Es gibt Hasen und Angsthasen, Fritz, genannt "Rollstiefelchen", ist zwar ein Hase, aber kein Angsthase. Er ist gehbehindert und braucht deswegen Stiefel mit Rollen und Krücken. Doch eigentlich mag er die blöden Stiefel nicht, aber er braucht sie. Eines Tages verirrt er sich im Wald, trifft dort auf einen großen Bären, der ihm mit einem Schlag die Stiefel in die Schlucht wirft. "Stiefel sind nichts für Hasen", lautet der lapidare Kommentar. Doch Fritz "Rollstiefelchen" ist nicht erschrocken, sondern zunächst erfreut, denn er hätte sich nicht getraut, die Stiefel wegzuwerfen. Der Bär wiederum ist erstaunt, dass Fritz keine Angst vor ihm hat. Und so trennen sich die Wege der beiden. Aber wie nun weiter - ohne Stiefel? Grégoire Soltareff hat mit seinem neuesten Bilderbuch "Rollstiefelchen" (Moritz Verlag, Frankfurt am Main 2000. 40 Seiten. 26,80 DM. Ab fünf Jahren) wieder eine ungewöhnliche Geschichte über die Mühen der Freundschaft geschrieben. Es ist nicht leicht Freunde zu finden, aber es ist noch schwerer, seine eigenen Vorurteile zu überwinden.
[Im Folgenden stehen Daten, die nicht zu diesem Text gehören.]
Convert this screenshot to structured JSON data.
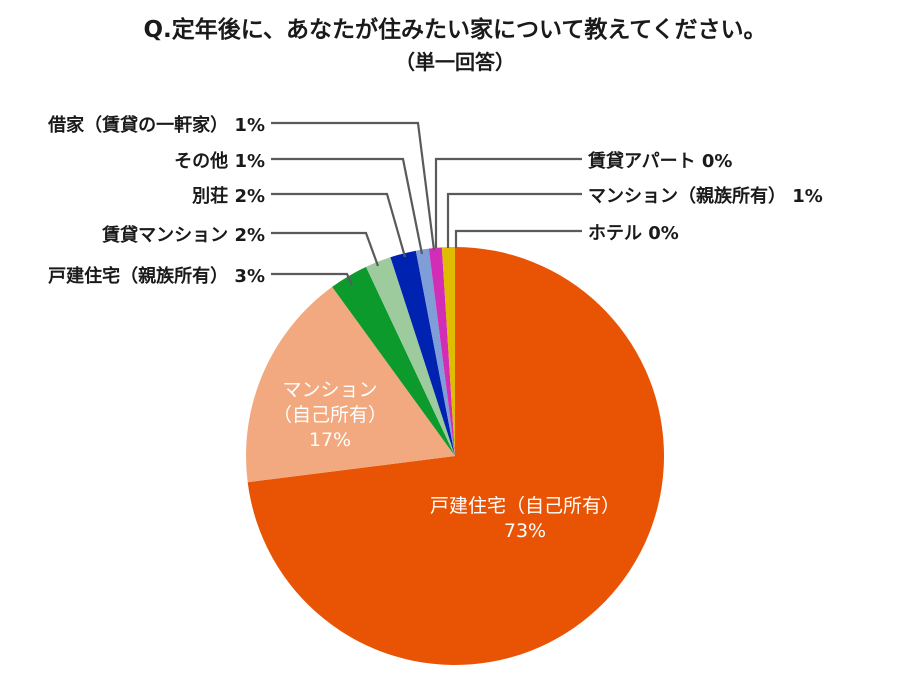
{
  "chart_data": {
    "type": "pie",
    "title": "Q.定年後に、あなたが住みたい家について教えてください。",
    "subtitle": "（単一回答）",
    "start_angle_deg": 0,
    "direction": "clockwise",
    "slices": [
      {
        "label": "戸建住宅（自己所有）",
        "value": 73,
        "display": "73%",
        "color": "#E85404"
      },
      {
        "label": "マンション（自己所有）",
        "value": 17,
        "display": "17%",
        "color": "#F2A97F"
      },
      {
        "label": "戸建住宅（親族所有）",
        "value": 3,
        "display": "3%",
        "color": "#0C9A2C"
      },
      {
        "label": "賃貸マンション",
        "value": 2,
        "display": "2%",
        "color": "#9DCB9E"
      },
      {
        "label": "別荘",
        "value": 2,
        "display": "2%",
        "color": "#0022B0"
      },
      {
        "label": "その他",
        "value": 1,
        "display": "1%",
        "color": "#7F9DD6"
      },
      {
        "label": "借家（賃貸の一軒家）",
        "value": 1,
        "display": "1%",
        "color": "#D22DB6"
      },
      {
        "label": "マンション（親族所有）",
        "value": 1,
        "display": "1%",
        "color": "#E0BC00"
      },
      {
        "label": "賃貸アパート",
        "value": 0,
        "display": "0%",
        "color": "#999999"
      },
      {
        "label": "ホテル",
        "value": 0,
        "display": "0%",
        "color": "#999999"
      }
    ]
  },
  "header": {
    "title": "Q.定年後に、あなたが住みたい家について教えてください。",
    "subtitle": "（単一回答）"
  },
  "inside_labels": {
    "main": {
      "line1": "戸建住宅（自己所有）",
      "line2": "73%"
    },
    "second": {
      "line1": "マンション",
      "line2": "（自己所有）",
      "line3": "17%"
    }
  },
  "callouts": {
    "left": [
      {
        "text": "借家（賃貸の一軒家） 1%"
      },
      {
        "text": "その他 1%"
      },
      {
        "text": "別荘 2%"
      },
      {
        "text": "賃貸マンション 2%"
      },
      {
        "text": "戸建住宅（親族所有） 3%"
      }
    ],
    "right": [
      {
        "text": "賃貸アパート 0%"
      },
      {
        "text": "マンション（親族所有） 1%"
      },
      {
        "text": "ホテル 0%"
      }
    ]
  }
}
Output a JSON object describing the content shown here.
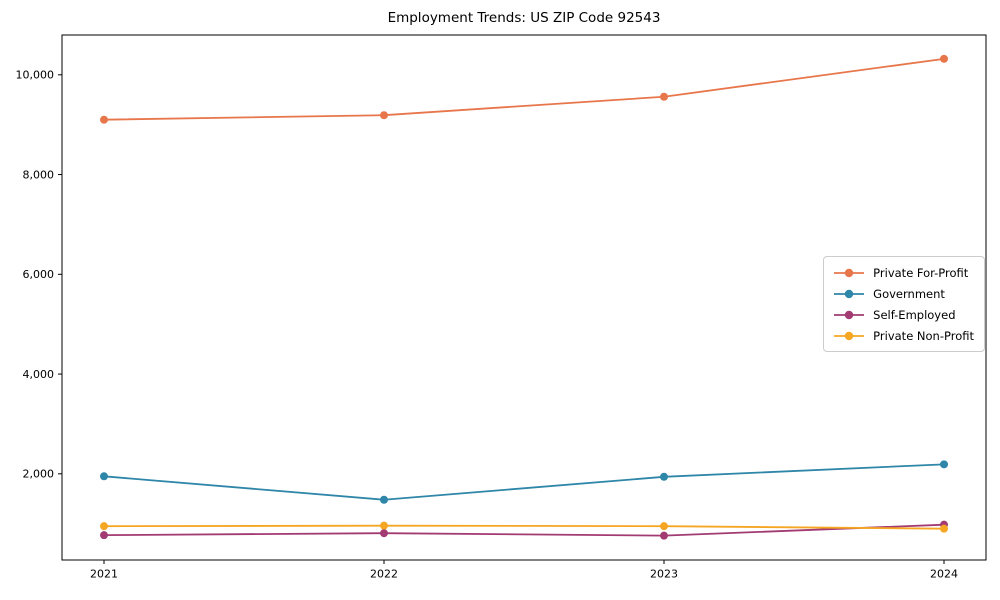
{
  "title": "Employment Trends: US ZIP Code 92543",
  "chart_data": {
    "type": "line",
    "title": "Employment Trends: US ZIP Code 92543",
    "xlabel": "",
    "ylabel": "",
    "x": [
      2021,
      2022,
      2023,
      2024
    ],
    "x_tick_labels": [
      "2021",
      "2022",
      "2023",
      "2024"
    ],
    "series": [
      {
        "name": "Private For-Profit",
        "color": "#E8764B",
        "values": [
          9100,
          9190,
          9560,
          10320
        ]
      },
      {
        "name": "Government",
        "color": "#2E86A8",
        "values": [
          1950,
          1480,
          1940,
          2190
        ]
      },
      {
        "name": "Self-Employed",
        "color": "#A23B72",
        "values": [
          770,
          810,
          760,
          980
        ]
      },
      {
        "name": "Private Non-Profit",
        "color": "#F5A623",
        "values": [
          950,
          960,
          950,
          900
        ]
      }
    ],
    "xlim": [
      2020.85,
      2024.15
    ],
    "ylim": [
      272,
      10798
    ],
    "yticks": [
      2000,
      4000,
      6000,
      8000,
      10000
    ],
    "ytick_labels": [
      "2,000",
      "4,000",
      "6,000",
      "8,000",
      "10,000"
    ],
    "grid": false,
    "legend_position": "center right",
    "marker": "circle",
    "axis_color": "#000000",
    "background_color": "#ffffff"
  }
}
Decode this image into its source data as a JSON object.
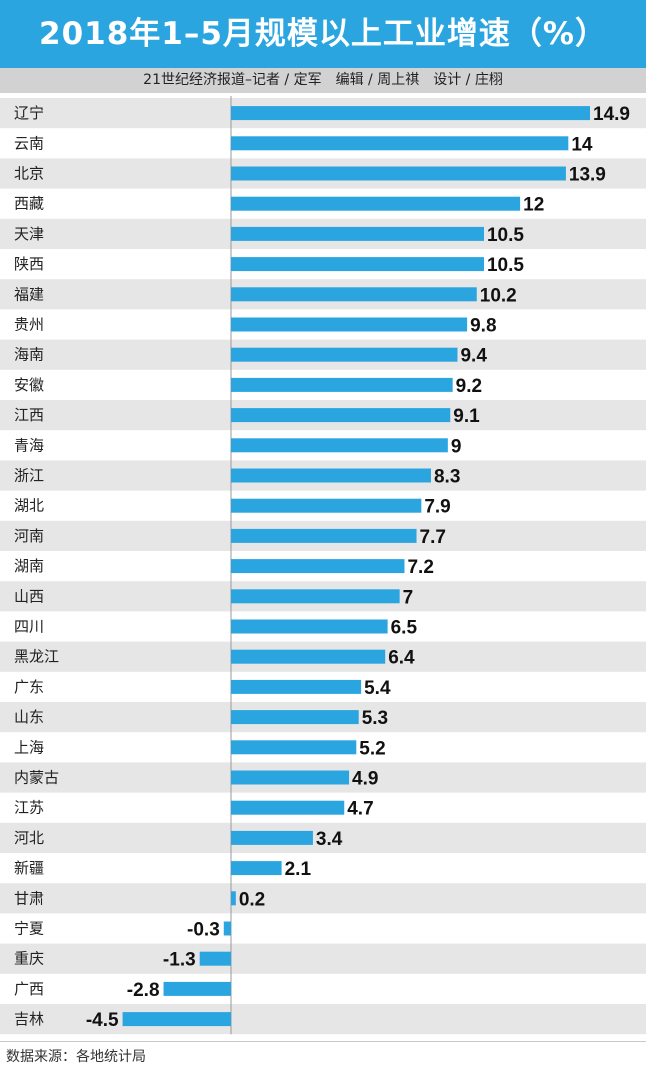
{
  "header": {
    "title": "2018年1–5月规模以上工业增速（%）",
    "credit": "21世纪经济报道–记者 / 定军　编辑 / 周上祺　设计 / 庄栩"
  },
  "footer": {
    "source": "数据来源：各地统计局"
  },
  "colors": {
    "title_bg": "#2aa5e0",
    "bar": "#2aa5e0",
    "row_alt": "#e6e6e6",
    "credit_bg": "#d2d2d2"
  },
  "chart_data": {
    "type": "bar",
    "orientation": "horizontal",
    "title": "2018年1–5月规模以上工业增速（%）",
    "unit": "%",
    "categories": [
      "辽宁",
      "云南",
      "北京",
      "西藏",
      "天津",
      "陕西",
      "福建",
      "贵州",
      "海南",
      "安徽",
      "江西",
      "青海",
      "浙江",
      "湖北",
      "河南",
      "湖南",
      "山西",
      "四川",
      "黑龙江",
      "广东",
      "山东",
      "上海",
      "内蒙古",
      "江苏",
      "河北",
      "新疆",
      "甘肃",
      "宁夏",
      "重庆",
      "广西",
      "吉林"
    ],
    "values": [
      14.9,
      14,
      13.9,
      12,
      10.5,
      10.5,
      10.2,
      9.8,
      9.4,
      9.2,
      9.1,
      9,
      8.3,
      7.9,
      7.7,
      7.2,
      7,
      6.5,
      6.4,
      5.4,
      5.3,
      5.2,
      4.9,
      4.7,
      3.4,
      2.1,
      0.2,
      -0.3,
      -1.3,
      -2.8,
      -4.5
    ],
    "value_labels": [
      "14.9",
      "14",
      "13.9",
      "12",
      "10.5",
      "10.5",
      "10.2",
      "9.8",
      "9.4",
      "9.2",
      "9.1",
      "9",
      "8.3",
      "7.9",
      "7.7",
      "7.2",
      "7",
      "6.5",
      "6.4",
      "5.4",
      "5.3",
      "5.2",
      "4.9",
      "4.7",
      "3.4",
      "2.1",
      "0.2",
      "-0.3",
      "-1.3",
      "-2.8",
      "-4.5"
    ],
    "xlim": [
      -4.5,
      14.9
    ],
    "grid": false,
    "legend": "none"
  }
}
Solotareff hat seinen Hasen mit einer Portion Selbstbewusstsein ausgestattet, die Kindern Mut macht. Und es zeigt sich, das der große Bär, der so unheimlich und mächtig aussieht, eigentlich gar nicht so schlimm ist. Es ist alles relativ. Wie immer schafft es Solotareff, durch die kühne Komposition seiner Bilder und deren starker Farbigkeit Kinder in den Bann zu ziehen.